Céline Guillerm et le duo composé par Noémie Lecampion et Léo Duthoit, nos coups de cœur #466, utilisent le médium pour cristalliser des visions du monde. La première s’immisce au cœur des compétitions de la lucha canaria et de l’engouement qu’elle suscite, quand le couple s’intéresse à la pression sociale que ressentent les jeunes adultes.
Céline Guillerm
En plein confinement, Céline Guillerm, alors en soif de voyage, déambule dans les paysages de Lanzarote, une île des Canaries, grâce à l’outil Google Street View. Elle y observe virtuellement des volcans ainsi que les différentes textures de sols et de roches. « Je m’y suis rendue véritablement en décembre 2022. Je pensais en revenir avec des photographies de cailloux et de végétaux puis j’ai découvert les terreros, les arènes à ciel ouvert où se déroule la lucha canaria, la lutte canarienne », explique l’artiste parisienne. Adepte de la sérendipité, la photographe se documente sur ce sport puis s’immisce au fil des jours dans les entraînements et les compétitions. Elle retournera même à plusieurs reprises sur l’archipel afin de rencontrer de nouvelles équipes de cette discipline populaire et assister au spectaculaire carnaval, réputé pour être le second plus grand au monde après celui de Rio de Janeiro. Ex Voto condense de gros plans de personnes costumées et de lutteur·ses pour illustrer les us et coutumes ainsi que toute l’énergie qui découle de ces évènements. « Cette série est née de la volonté de célébrer différentes typologies de corps, qu’ils soient sportifs ou festifs, et de les entremêler. J’ai photographié avec des cadrages très serrés des jambes, des bras, des joues, si bien que le titre s’est imposé en référence aux ex-voto anatomiques », précise-t-elle. En saisissant ces scènes de liesse à l’aide d’un flash, Céline Guillerm honore les corps et les festivités caractéristiques de l’archipel.

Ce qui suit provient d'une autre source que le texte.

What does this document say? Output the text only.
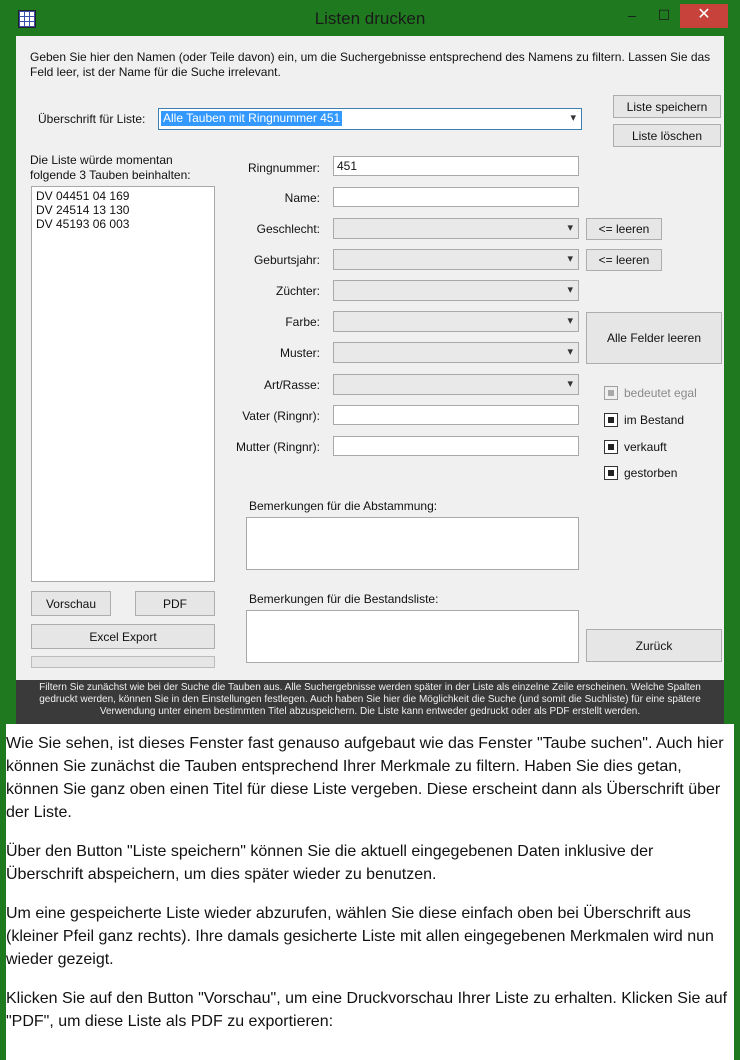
Listen drucken	–	☐	✕
Geben Sie hier den Namen (oder Teile davon) ein, um die Suchergebnisse entsprechend des Namens zu filtern. Lassen Sie das Feld leer, ist der Name für die Suche irrelevant.
Überschrift für Liste: Alle Tauben mit Ringnummer 451	▾
Liste speichern
Liste löschen
Die Liste würde momentan
folgende 3 Tauben beinhalten:
DV 04451 04 169
DV 24514 13 130
DV 45193 06 003
Ringnummer:	451
Name:
Geschlecht:	▾	<= leeren
Geburtsjahr:	▾	<= leeren
Züchter:	▾
Farbe:	▾
Muster:	▾
Alle Felder leeren
Art/Rasse:	▾
Vater (Ringnr):
Mutter (Ringnr):
bedeutet egal
im Bestand
verkauft
gestorben
Bemerkungen für die Abstammung:
Bemerkungen für die Bestandsliste:
Vorschau	PDF
Excel Export
Zurück
Filtern Sie zunächst wie bei der Suche die Tauben aus. Alle Suchergebnisse werden später in der Liste als einzelne Zeile erscheinen. Welche Spalten gedruckt werden, können Sie in den Einstellungen festlegen. Auch haben Sie hier die Möglichkeit die Suche (und somit die Suchliste) für eine spätere Verwendung unter einem bestimmten Titel abzuspeichern. Die Liste kann entweder gedruckt oder als PDF erstellt werden.

Wie Sie sehen, ist dieses Fenster fast genauso aufgebaut wie das Fenster "Taube suchen". Auch hier können Sie zunächst die Tauben entsprechend Ihrer Merkmale zu filtern. Haben Sie dies getan, können Sie ganz oben einen Titel für diese Liste vergeben. Diese erscheint dann als Überschrift über der Liste.

Über den Button "Liste speichern" können Sie die aktuell eingegebenen Daten inklusive der Überschrift abspeichern, um dies später wieder zu benutzen.

Um eine gespeicherte Liste wieder abzurufen, wählen Sie diese einfach oben bei Überschrift aus (kleiner Pfeil ganz rechts). Ihre damals gesicherte Liste mit allen eingegebenen Merkmalen wird nun wieder gezeigt.

Klicken Sie auf den Button "Vorschau", um eine Druckvorschau Ihrer Liste zu erhalten. Klicken Sie auf "PDF", um diese Liste als PDF zu exportieren:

Noémie Lecampion et Léo Duthoit
Noémie Lecampion et Léo Duthoit sont à l’origine de Candide, un projet commun qui s’intéresse aux notions d’identité et d’appartenance, tout en interrogeant ce qu’incarnent les jeunes adultes dans des sociétés régies par des normes. « À 25 ans, j’entends mes proches répéter que j’ai le temps, que je suis jeune. Ma mère me dit de faire ma vie comme bon me semble tout en précisant que c’est éphémère et qu’il faut en profiter. Mais la vérité, c’est qu’à cet âge, elle était mariée, élevait déjà des enfants. On se rend compte que certain·es de nos ami·es s’installent en couple et que d’autres se marient, achètent leur appart ou leur maison, pressé·es de copier ce modèle “idéal” », assure le duo. Employant aussi bien des boîtiers argentiques, instantanés ou une caméra, il entremêle les approches pour donner à voir deux réalités qui découlent d’une même relation. Par ce biais, les deux artistes entendent ainsi déconstruire la vision du couple et des évènements censés l’animer. « Cette série, ce sont deux êtres, deux jeunes, qui ne le sont plus, non pas selon leur âge, mais selon la pression sociale », concluent-ils.